Flooded network due HP Networking Switches & Windows NLB
Today I was onsite at a customer to bring a tiny VMware vSphere cluster to life (HP BladeSystem c7000 with 7 HP ProLiant BL460 Gen8). Normally no big deal, but it started with two unavailable Onboard Administrator (OA) network interfaces. I switched from static ip addresses to DHCP, but I had no luck. I noticed that both interfaces were available if I connect my notebook directly to the interfaces. I even noticed that the Insight Display was unresponsive after connecting one or both OA to the network. The customer told me, that they had yesterday network related problems with virtual AND physical machines. Short outages, lost pings, things like that. This morning, before I arrived on site, the problems were worse. The customer told me that they had this network problems for a while. They had a lot of work and the outages were annoying, but not a big problem. The network of the BladeSystem were already connected (HP 10GbE Pass-Thru modules), but this kind of interconnect couldn’t cause this kind of problems. I checked the Switches and found on EVERY SINGLE ACTIVE port an enormous amount of “Drops TX”. But I found no loops or something like that. The network was flat. One VLAN and a /16 network. Not nice, but functional. I asked the customer to start Wireshark. I wanted to take a look around, get a feeling for what was going on in the network. Wireshark started and… stopped responding. After a couple of seconds it came back and I saw traffic that was… spooky. Usually I expect things like broadcasts, ARP, traffic from my client or for my client. But I saw traffic from a domain controller to a Windows NLB cluster and Citrix traffic to a Windows NLB cluster. I checked if the workstation was connected to a monitoring port, but it wasn’t. And it was only traffic with destination to the Windows NLB cluster. Our network problems had something to do with the Windows NLB. The customer and I decided to stop both NLB nodes. After that: Silence… I saw the expected traffic in Wireshark and my OA were both responding. Everything was fine… until we started the NLB again.
The explanation
To make the long story short: It was the Windows NLB, more precisely the unicast mode which was used to run the NLB. Using unicast for NLB is really ugly. The mac address of the cluster adapter, the adapter which is used for cluster communication, is mapped to all cluster members. Due this the switch is not able to add a valid CAM table entry for this mac address. It appears on all ports to which NICs are connected, that are used for NLB. The switch thinks “Fuck you” and blows the packets out on all ports.
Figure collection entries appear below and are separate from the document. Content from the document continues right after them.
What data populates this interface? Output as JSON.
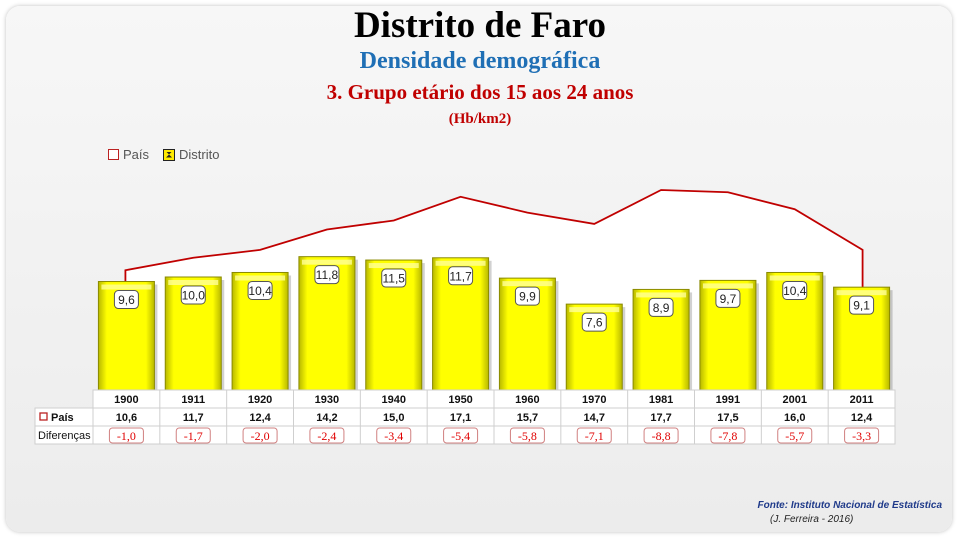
{
  "title": "Distrito de Faro",
  "subtitle": "Densidade demográfica",
  "subtitle2": "3. Grupo etário dos 15 aos 24 anos",
  "unit": "(Hb/km2)",
  "legend": {
    "pais": "País",
    "distrito": "Distrito"
  },
  "table_labels": {
    "pais": "País",
    "diferencas": "Diferenças"
  },
  "source": "Fonte: Instituto Nacional de Estatística",
  "author": "(J. Ferreira - 2016)",
  "colors": {
    "bar": "#ffff00",
    "line": "#c00000",
    "diff_text": "#e00000"
  },
  "chart_data": {
    "type": "bar",
    "categories": [
      "1900",
      "1911",
      "1920",
      "1930",
      "1940",
      "1950",
      "1960",
      "1970",
      "1981",
      "1991",
      "2001",
      "2011"
    ],
    "series": [
      {
        "name": "Distrito",
        "type": "bar",
        "values": [
          9.6,
          10.0,
          10.4,
          11.8,
          11.5,
          11.7,
          9.9,
          7.6,
          8.9,
          9.7,
          10.4,
          9.1
        ],
        "labels": [
          "9,6",
          "10,0",
          "10,4",
          "11,8",
          "11,5",
          "11,7",
          "9,9",
          "7,6",
          "8,9",
          "9,7",
          "10,4",
          "9,1"
        ]
      },
      {
        "name": "País",
        "type": "line",
        "values": [
          10.6,
          11.7,
          12.4,
          14.2,
          15.0,
          17.1,
          15.7,
          14.7,
          17.7,
          17.5,
          16.0,
          12.4
        ],
        "labels": [
          "10,6",
          "11,7",
          "12,4",
          "14,2",
          "15,0",
          "17,1",
          "15,7",
          "14,7",
          "17,7",
          "17,5",
          "16,0",
          "12,4"
        ]
      }
    ],
    "differences": [
      "-1,0",
      "-1,7",
      "-2,0",
      "-2,4",
      "-3,4",
      "-5,4",
      "-5,8",
      "-7,1",
      "-8,8",
      "-7,8",
      "-5,7",
      "-3,3"
    ],
    "ylim": [
      0,
      20
    ],
    "legend_position": "top-left",
    "grid": false
  }
}
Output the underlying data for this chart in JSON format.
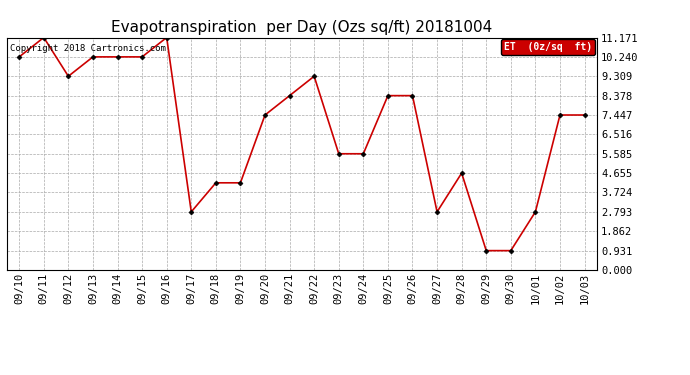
{
  "title": "Evapotranspiration  per Day (Ozs sq/ft) 20181004",
  "copyright": "Copyright 2018 Cartronics.com",
  "legend_label": "ET  (0z/sq  ft)",
  "x_labels": [
    "09/10",
    "09/11",
    "09/12",
    "09/13",
    "09/14",
    "09/15",
    "09/16",
    "09/17",
    "09/18",
    "09/19",
    "09/20",
    "09/21",
    "09/22",
    "09/23",
    "09/24",
    "09/25",
    "09/26",
    "09/27",
    "09/28",
    "09/29",
    "09/30",
    "10/01",
    "10/02",
    "10/03"
  ],
  "y_values": [
    10.24,
    11.171,
    9.309,
    10.24,
    10.24,
    10.24,
    11.171,
    2.793,
    4.189,
    4.189,
    7.447,
    8.378,
    9.309,
    5.585,
    5.585,
    8.378,
    8.378,
    2.793,
    4.655,
    0.931,
    0.931,
    2.793,
    7.447,
    7.447
  ],
  "y_ticks": [
    0.0,
    0.931,
    1.862,
    2.793,
    3.724,
    4.655,
    5.585,
    6.516,
    7.447,
    8.378,
    9.309,
    10.24,
    11.171
  ],
  "line_color": "#cc0000",
  "marker_color": "#000000",
  "legend_bg": "#cc0000",
  "legend_text_color": "#ffffff",
  "background_color": "#ffffff",
  "grid_color": "#aaaaaa",
  "title_fontsize": 11,
  "tick_fontsize": 7.5,
  "copyright_fontsize": 6.5,
  "ylim": [
    0.0,
    11.171
  ]
}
This ensures that all NLB nodes receives the traffic. But this causes also flooding the network with traffic for the Windows NLB nodes. And this is exactly what the customer and I saw today. Normally the NLB cluster interfaces comes into their own VLAN, so the flooded packets do not leave the VLAN. But the customer used NLB inside their default VLAN… Bad idea. But hey, I didn’t designed it. :D
The solution
The easiest solution is to switch the NLB to multicast mode. However, the switches must support this. In muticast mode the Windows NLB uses a multicast mac address. The problem is not the mac address, but the ARP reply in which a multicast mac address and a unicast ip address is included. This is RFC compliant, as you can read in RFC 1812. Due to this you have to configure your switches, so that they accept a multicast mac address in a ARP reply. On a ProVision based HP Networking switch enter this command in config mode:
core-sw-01(config)# ip arp-mcast-replies
You need at least firmware release K.15.02.004 (HP Networking 3500, 3500yl, 5400zl, 6200yl, 6600, and 8200zl). Normally the mac address is starting with 01-00-5E. But Microsoft goes another way. The multicast mac address of a Windows NLB starts with 03-BF (the unicast mac address starts with 02-BF). The next four bytes are the cluster ip address of the Windows NLB in hex format. Due to this divergent mac address you can get in trouble on a ProVision switch. The firmware change in K.15.02.004 only supports the mac address range from 01-00-5E-00-00-00 to 01-00-5E-7F-FF-FF. And 03-BF isn’t in this range… But NLB knows a third mode: IGMP multicast. Using this mode the mac address will starting with 01-00-5E. With IGMP multicasting only clients that joined the multicast group will receive traffic. But in addition to the command above, you have to enable IGMP snooping. To enable IGMP snooping on VLAN 1 simply run this command:
core-sw-01(config)# vlan 1 ip igmp
Another quick & dirty solution is to put the cluster interfaces of the NLB into their own VLAN. In this case you can still use unicast mode. Because internal cluster communication isn’t possible using a single NIC, you need a second NIC in you physical host or virtual machine. If you want to use Windows NLB with VMware virtual machines check KB1006778.